In response, the team helped develop a prototype system capable of real-time detection that has been in place since August 2023 around the Barry Arm section of Prince William Sound. The system uses data from seismic stations already in Alaska’s monitoring network.
State and federal disaster agencies worry that a landslide and tsunami could occur at Barry Arm. The Barry Glacier has significantly retreated and left behind an unsupported fjord wall, or the slope of rock or ice rising up from the water to the top of the landmass. Over the past several years, the wall has slumped about 650 feet. Additional analysis of seismic station data on the region revealed that three landslides occurred in 2020 and 2021.
“The warming climate is causing glaciers to retreat, leaving behind valleys whose mountainsides and hillsides have lost their support,” UAF research seismologist Ezgi Karasözen said in a statement. “This is important, especially in regions like southern coastal Alaska, because huge masses of land can and do spill into water and cause tsunamis.”
According to the study, this instability has disaster agencies concerned that a catastrophic failure of the glacier wall could create a tsunami of waves several feet high that reach nearby communities in only 20 minutes.

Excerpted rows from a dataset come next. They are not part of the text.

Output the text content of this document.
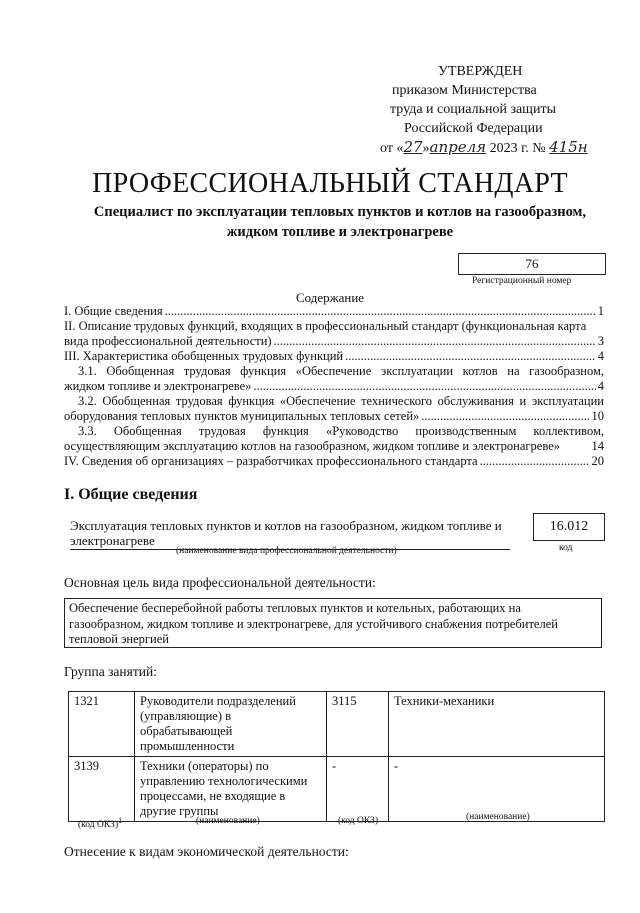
УТВЕРЖДЕН
приказом Министерства
труда и социальной защиты
Российской Федерации
от «27»апреля 2023 г. № 415н
ПРОФЕССИОНАЛЬНЫЙ СТАНДАРТ
Специалист по эксплуатации тепловых пунктов и котлов на газообразном,
жидком топливе и электронагреве
76
Регистрационный номер
Содержание
I. Общие сведения .....	1
II. Описание трудовых функций, входящих в профессиональный стандарт (функциональная карта
вида профессиональной деятельности) .....	3
III. Характеристика обобщенных трудовых функций .....	4
3.1. Обобщенная трудовая функция «Обеспечение эксплуатации котлов на газообразном,
жидком топливе и электронагреве» .....	4
3.2. Обобщенная трудовая функция «Обеспечение технического обслуживания и эксплуатации
оборудования тепловых пунктов муниципальных тепловых сетей» .....	10
3.3. Обобщенная трудовая функция «Руководство производственным коллективом,
осуществляющим эксплуатацию котлов на газообразном, жидком топливе и электронагреве»	14
IV. Сведения об организациях – разработчиках профессионального стандарта .....	20
I. Общие сведения
Эксплуатация тепловых пунктов и котлов на газообразном, жидком топливе и электронагреве
(наименование вида профессиональной деятельности)
16.012
код
Основная цель вида профессиональной деятельности:
Обеспечение бесперебойной работы тепловых пунктов и котельных, работающих на газообразном, жидком топливе и электронагреве, для устойчивого снабжения потребителей тепловой энергией
Группа занятий:
1321	Руководители подразделений (управляющие) в обрабатывающей промышленности	3115	Техники-механики
3139	Техники (операторы) по управлению технологическими процессами, не входящие в другие группы	-	-
(код ОКЗ)$^1$	(наименование)	(код ОКЗ)	(наименование)
Отнесение к видам экономической деятельности:
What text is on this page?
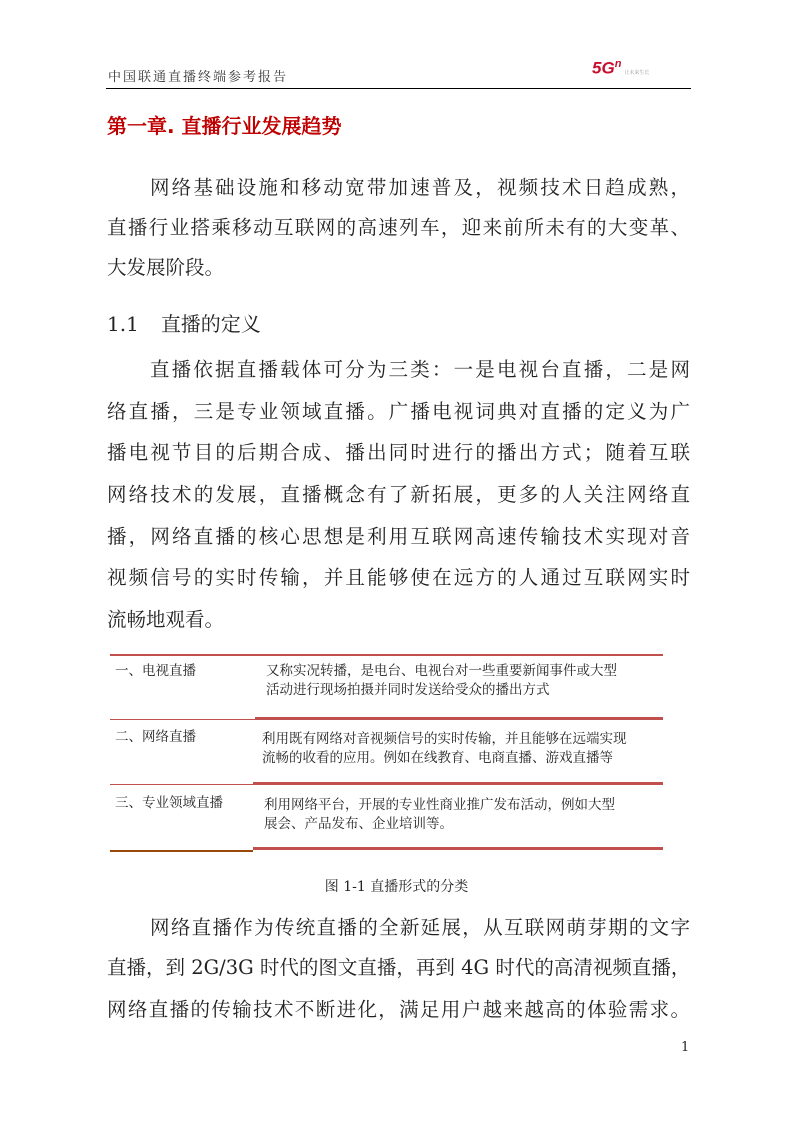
中国联通直播终端参考报告	$5G^n$让未来生长
第一章. 直播行业发展趋势
网络基础设施和移动宽带加速普及，视频技术日趋成熟，
直播行业搭乘移动互联网的高速列车，迎来前所未有的大变革、
大发展阶段。
1.1 直播的定义
直播依据直播载体可分为三类：一是电视台直播，二是网
络直播，三是专业领域直播。广播电视词典对直播的定义为广
播电视节目的后期合成、播出同时进行的播出方式；随着互联
网络技术的发展，直播概念有了新拓展，更多的人关注网络直
播，网络直播的核心思想是利用互联网高速传输技术实现对音
视频信号的实时传输，并且能够使在远方的人通过互联网实时
流畅地观看。
一、电视直播	又称实况转播，是电台、电视台对一些重要新闻事件或大型
活动进行现场拍摄并同时发送给受众的播出方式
二、网络直播	利用既有网络对音视频信号的实时传输，并且能够在远端实现
流畅的收看的应用。例如在线教育、电商直播、游戏直播等
三、专业领域直播	利用网络平台，开展的专业性商业推广发布活动，例如大型
展会、产品发布、企业培训等。
图 1-1 直播形式的分类
网络直播作为传统直播的全新延展，从互联网萌芽期的文字
直播，到 2G/3G 时代的图文直播，再到 4G 时代的高清视频直播，
网络直播的传输技术不断进化，满足用户越来越高的体验需求。
1
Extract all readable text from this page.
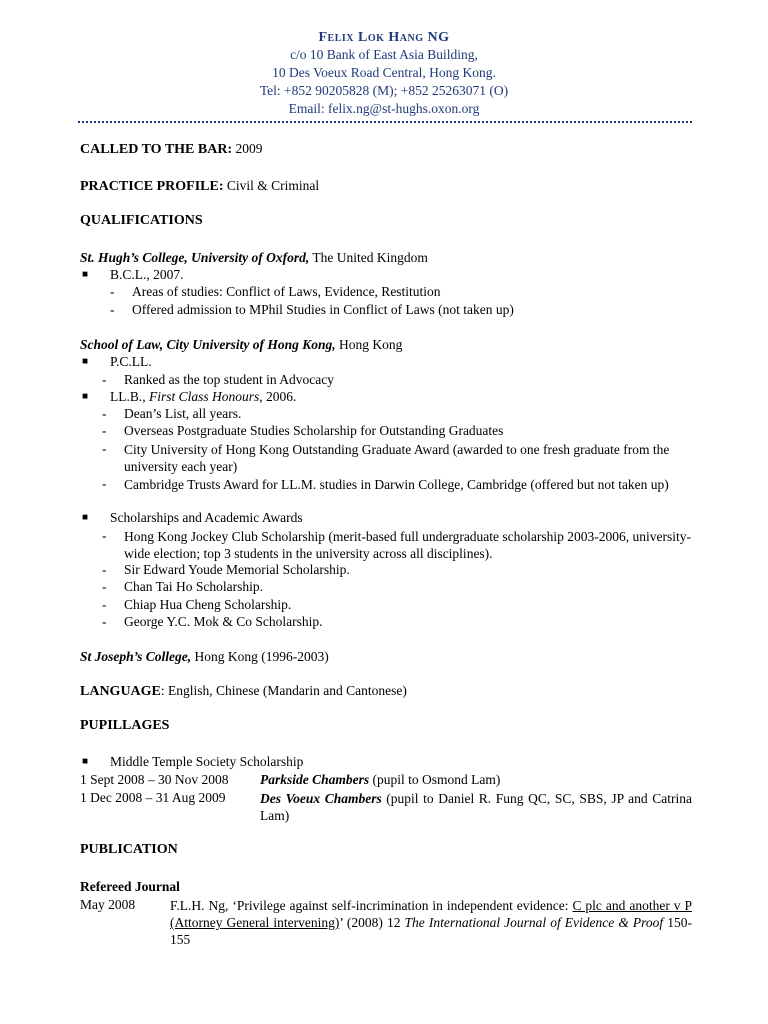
Felix Lok Hang NG
c/o 10 Bank of East Asia Building,
10 Des Voeux Road Central, Hong Kong.
Tel: +852 90205828 (M); +852 25263071 (O)
Email: felix.ng@st-hughs.oxon.org
CALLED TO THE BAR: 2009
PRACTICE PROFILE: Civil & Criminal
QUALIFICATIONS
St. Hugh’s College, University of Oxford, The United Kingdom
■ B.C.L., 2007.
- Areas of studies: Conflict of Laws, Evidence, Restitution
- Offered admission to MPhil Studies in Conflict of Laws (not taken up)
School of Law, City University of Hong Kong, Hong Kong
■ P.C.LL.
- Ranked as the top student in Advocacy
■ LL.B., First Class Honours, 2006.
- Dean’s List, all years.
- Overseas Postgraduate Studies Scholarship for Outstanding Graduates
- City University of Hong Kong Outstanding Graduate Award (awarded to one fresh graduate from the university each year)
- Cambridge Trusts Award for LL.M. studies in Darwin College, Cambridge (offered but not taken up)
■ Scholarships and Academic Awards
- Hong Kong Jockey Club Scholarship (merit-based full undergraduate scholarship 2003-2006, university-wide election; top 3 students in the university across all disciplines).
- Sir Edward Youde Memorial Scholarship.
- Chan Tai Ho Scholarship.
- Chiap Hua Cheng Scholarship.
- George Y.C. Mok & Co Scholarship.
St Joseph’s College, Hong Kong (1996-2003)
LANGUAGE: English, Chinese (Mandarin and Cantonese)
PUPILLAGES
■ Middle Temple Society Scholarship
1 Sept 2008 – 30 Nov 2008 Parkside Chambers (pupil to Osmond Lam)
1 Dec 2008 – 31 Aug 2009	Des Voeux Chambers (pupil to Daniel R. Fung QC, SC, SBS, JP and Catrina Lam)
PUBLICATION
Refereed Journal
May 2008	F.L.H. Ng, ‘Privilege against self-incrimination in independent evidence: C plc and another v P (Attorney General intervening)’ (2008) 12 The International Journal of Evidence & Proof 150-155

Looking for long-period waves
Scientists monitor seismic activity that shows up in jagged waves on seismographs. When a landslide begins, it generally registers on seismic sensors as short-period waves. As the slide accelerates, identifiable long-period waves show up. Landslides eventually produce more of these long-period waves than other sources of energy like earthquakes. Most earthquake ruptures only last a few seconds, while landslides can go for a minute or more.
Seismograms recorded by several stations reflect the Barry Arm 3 landslide. (a) Long-period seismograms appear in blue, and short-period seismograms appear in gray. (b) Long-period seismograms only. CREDIT: Ezgi Karasözen and Michael West.
The detection method in the study involves quickly identifying a landslide’s long-period waves among seismic data that is crowded with short-period waves. Since glaciers can create hundreds of daily seismic events that produce waves, coastal fjords like Barry Arm create a challenge for landslide detection. Far away seismic stations also do not allow for real-time assessment, since it takes time for the seismic waves to reach those stations.
“With an earthquake, there are instruments that measure ocean wave heights, and tsunami warning centers are on alert after an earthquake,” Karasözen said. “But landslides aren’t systematically monitored in Alaska or elsewhere in the world. If a landslide-triggered tsunami were to happen, we wouldn’t know. That’s a major concern.”
A landslide algorithm and five-minute warnings
To create the new monitoring method, the team developed an algorithm that continually scans seismic data to detect a landslide’s long-period wave signature. If the system finds a match, it will estimate the slide’s location and volume. In areas that are well monitored, the location of the landslide can be estimated to within a few miles.
[Related: New AI-based tsunami warning software could help save lives.]
The team analyzed data of the three recent Barry Glacier landslides and six additional landslides to build the algorithm. The end goal is to build a larger system to alert tsunami and seismology agency personnel, but more work must be done to create this system.
While additional researchers have shown that landslide seismograms can be used to estimate location and volume, those efforts usually were typically unique to a specific region, required constant updates, and were not designed to be used in real-time.
“The potential for real-time monitoring of large landslides is one important component of the interagency effort underway to address Alaska’s landslide challenge,” Michael West, study co-author and director of the Alaska Earthquake Center at UAF’s Geophysical Institute, said in a statement.
According to the team, this new method of determining a landslide’s location, volume, and potential is quick enough to support the National Oceanic and Atmospheric Administration’s major goal of issuing a tsunami warning within five minutes of a landslide.